Just yesterday NATO Secretary General Jens Stoltenberg called on Turkey to use its “considerable influence to calm tensions” between Armenia and Azerbaijan as fierce fighting continues in the disputed Nagorno-Karabakh breakaway region.
The appeal was widely mocked by commentators in the West as well as in Armenian media, given it’s been well documented since the start of the conflict that Turkey has been a party to the conflict in backing its declared “brother country” Azerbaijan. And of course there’s the historic Armenian Genocide which caused many to laugh at the strange NATO appeal, as if Turkey is somehow ‘neutral’.
France has joined in the controversy over alleged Turkish intervention, as according to the AFP French government sources are now formally charging there’s evidence of Turkish ‘military involvement’ in Karabakh.
This comes nearly a week after French President Emmanuel Macron issued statements suggesting Turkish involvement in transferring Syrian mercenaries to the war theater.
“We now have information which indicates that Syrian fighters from jihadist groups have (transited) through Gaziantep (southeastern Turkey) to reach the Nagorno-Karabakh theatre of operations,” Macron told reporters on arrival at an EU summit last week. “It is a very serious new fact, which changes the situation.”
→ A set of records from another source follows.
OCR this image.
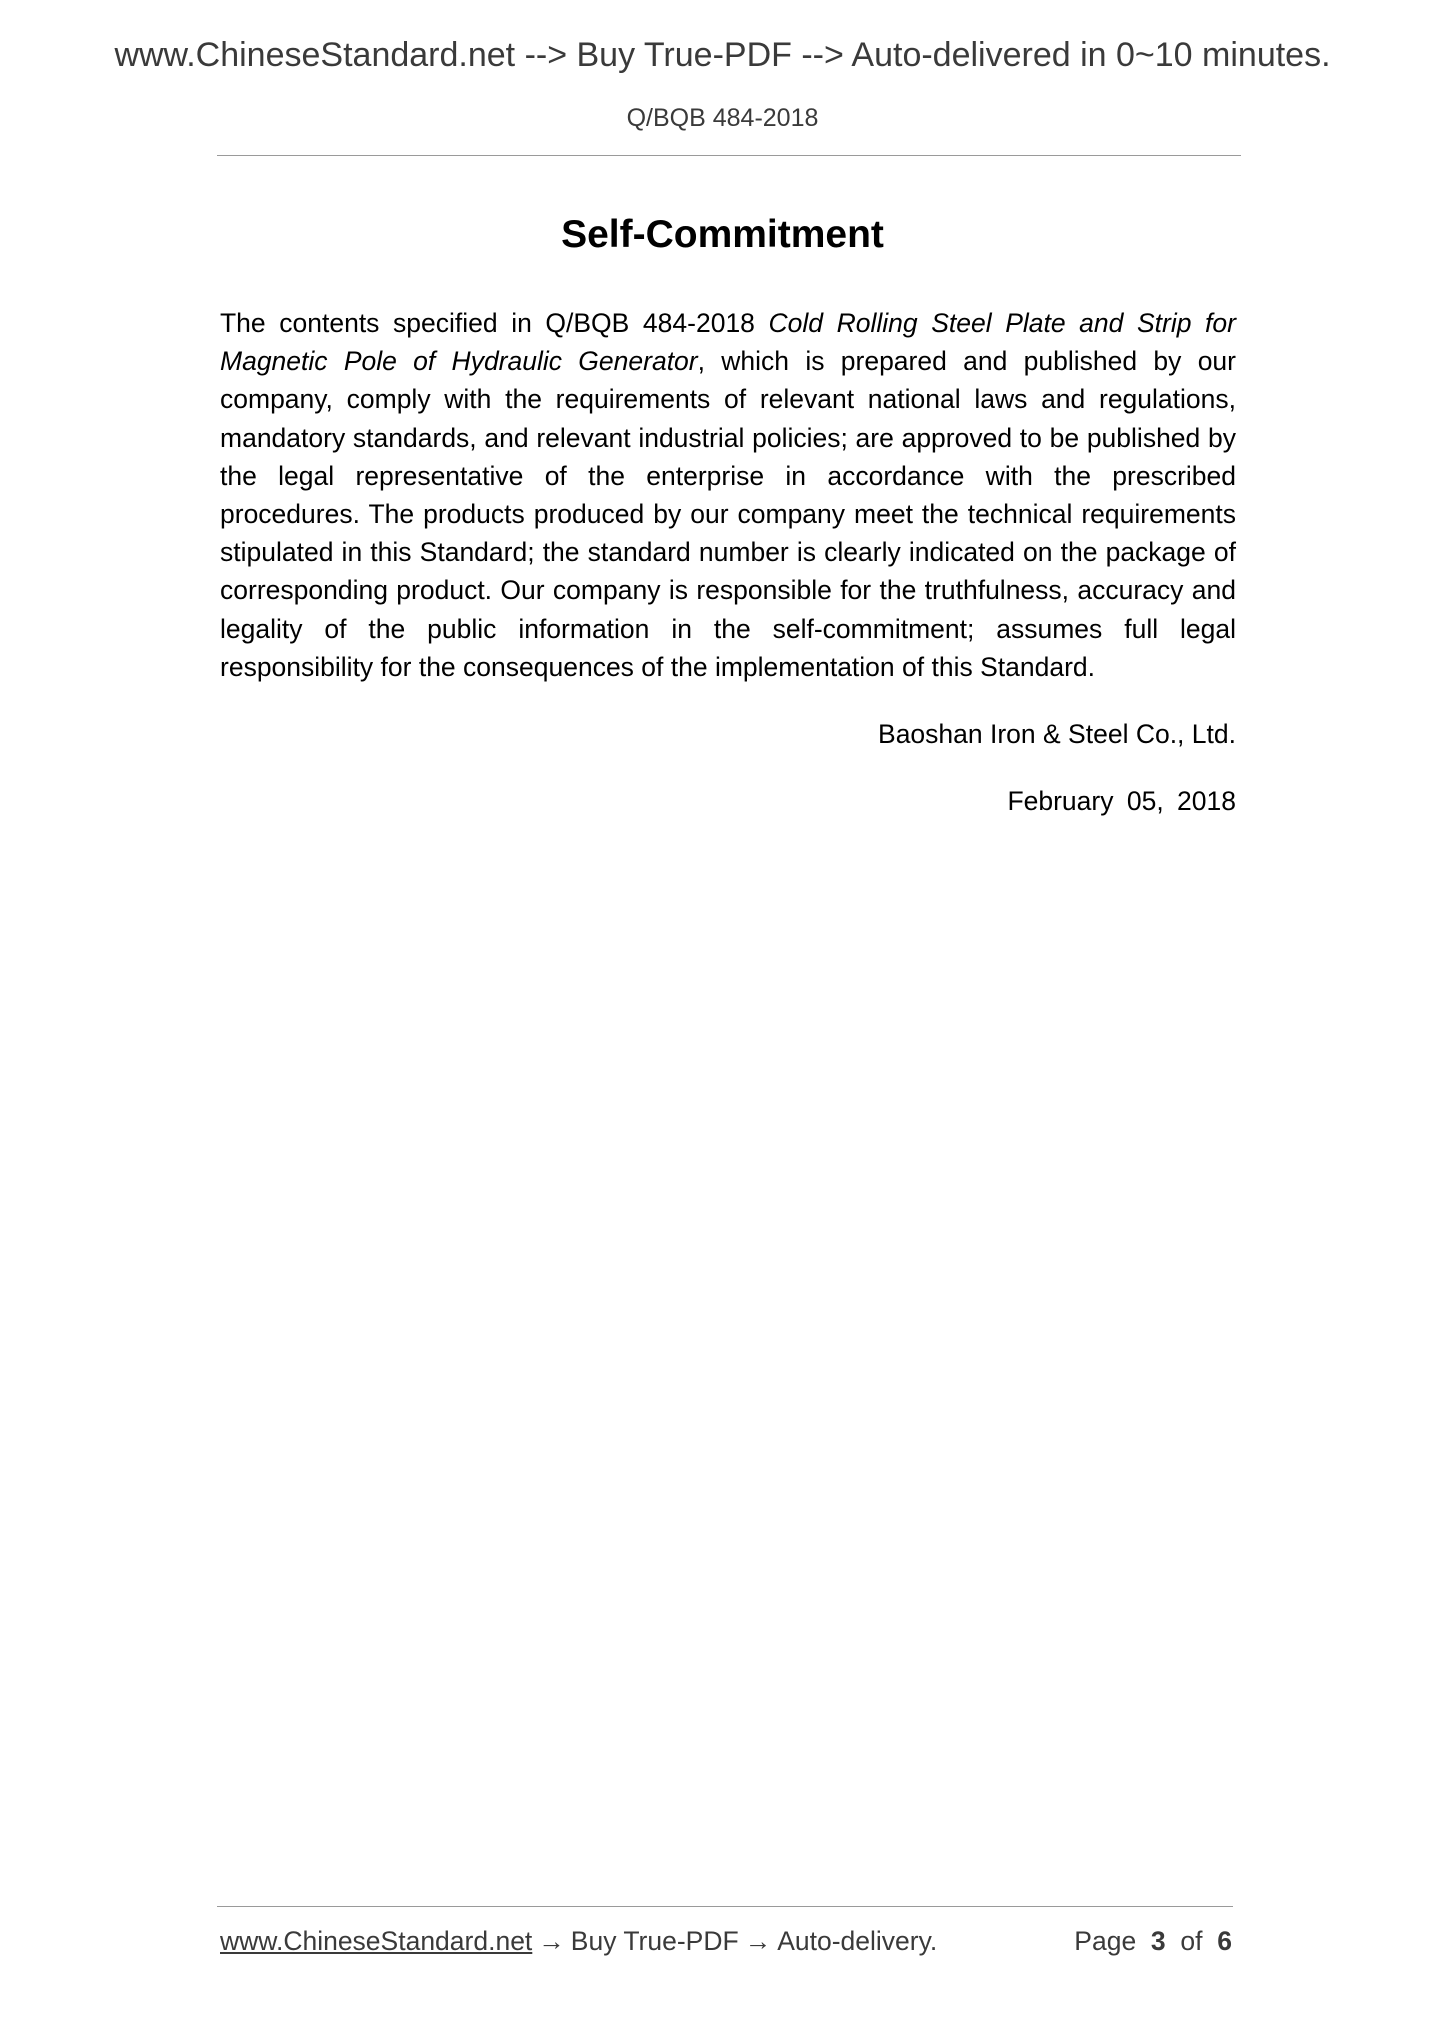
www.ChineseStandard.net --> Buy True-PDF --> Auto-delivered in 0~10 minutes.
Q/BQB 484-2018
Self-Commitment
The contents specified in Q/BQB 484-2018 Cold Rolling Steel Plate and Strip for Magnetic Pole of Hydraulic Generator, which is prepared and published by our company, comply with the requirements of relevant national laws and regulations, mandatory standards, and relevant industrial policies; are approved to be published by the legal representative of the enterprise in accordance with the prescribed procedures. The products produced by our company meet the technical requirements stipulated in this Standard; the standard number is clearly indicated on the package of corresponding product. Our company is responsible for the truthfulness, accuracy and legality of the public information in the self-commitment; assumes full legal responsibility for the consequences of the implementation of this Standard.
Baoshan Iron & Steel Co., Ltd.
February 05, 2018
www.ChineseStandard.net → Buy True-PDF → Auto-delivery.	Page 3 of 6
Macron’s office later said after talks with Russia’s Putin that “They [Russia] also shared their concern regarding the sending of Syrian mercenaries by Turkey to Nagorno-Karabakh,” according to a statement.
Following this, Armenia’s defense ministry had reported one of its fighter jets was downed over Armenian territory after it was fired upon by a Turkish F-16 jet which had taken off from Baku. The legitimacy of the allegation was never backed up by either the Europeans or other international observers. Turkey had adamantly denied claims that the Sept. 29 shootdown had anything to do with a Turkish jet.
Meanwhile the US, France, and Russia have jointly called for an immediate ceasefire and for both sides to come to the negotiating table.
Currently Armenia has reportedly mustered reserve forces and continues sending national troops to the frontlines, where Azerbaijan forces continue shelling cities in the breakaway region of Nagorno-Karabakh.
According to recent Armenian military figures, there are nearly 300 deaths among its armed forces, while casualties among civilians are likely in the hundreds on both sides.
But amid the fog of war the number of casualties has not been regularly reported, especially on the Azeri side.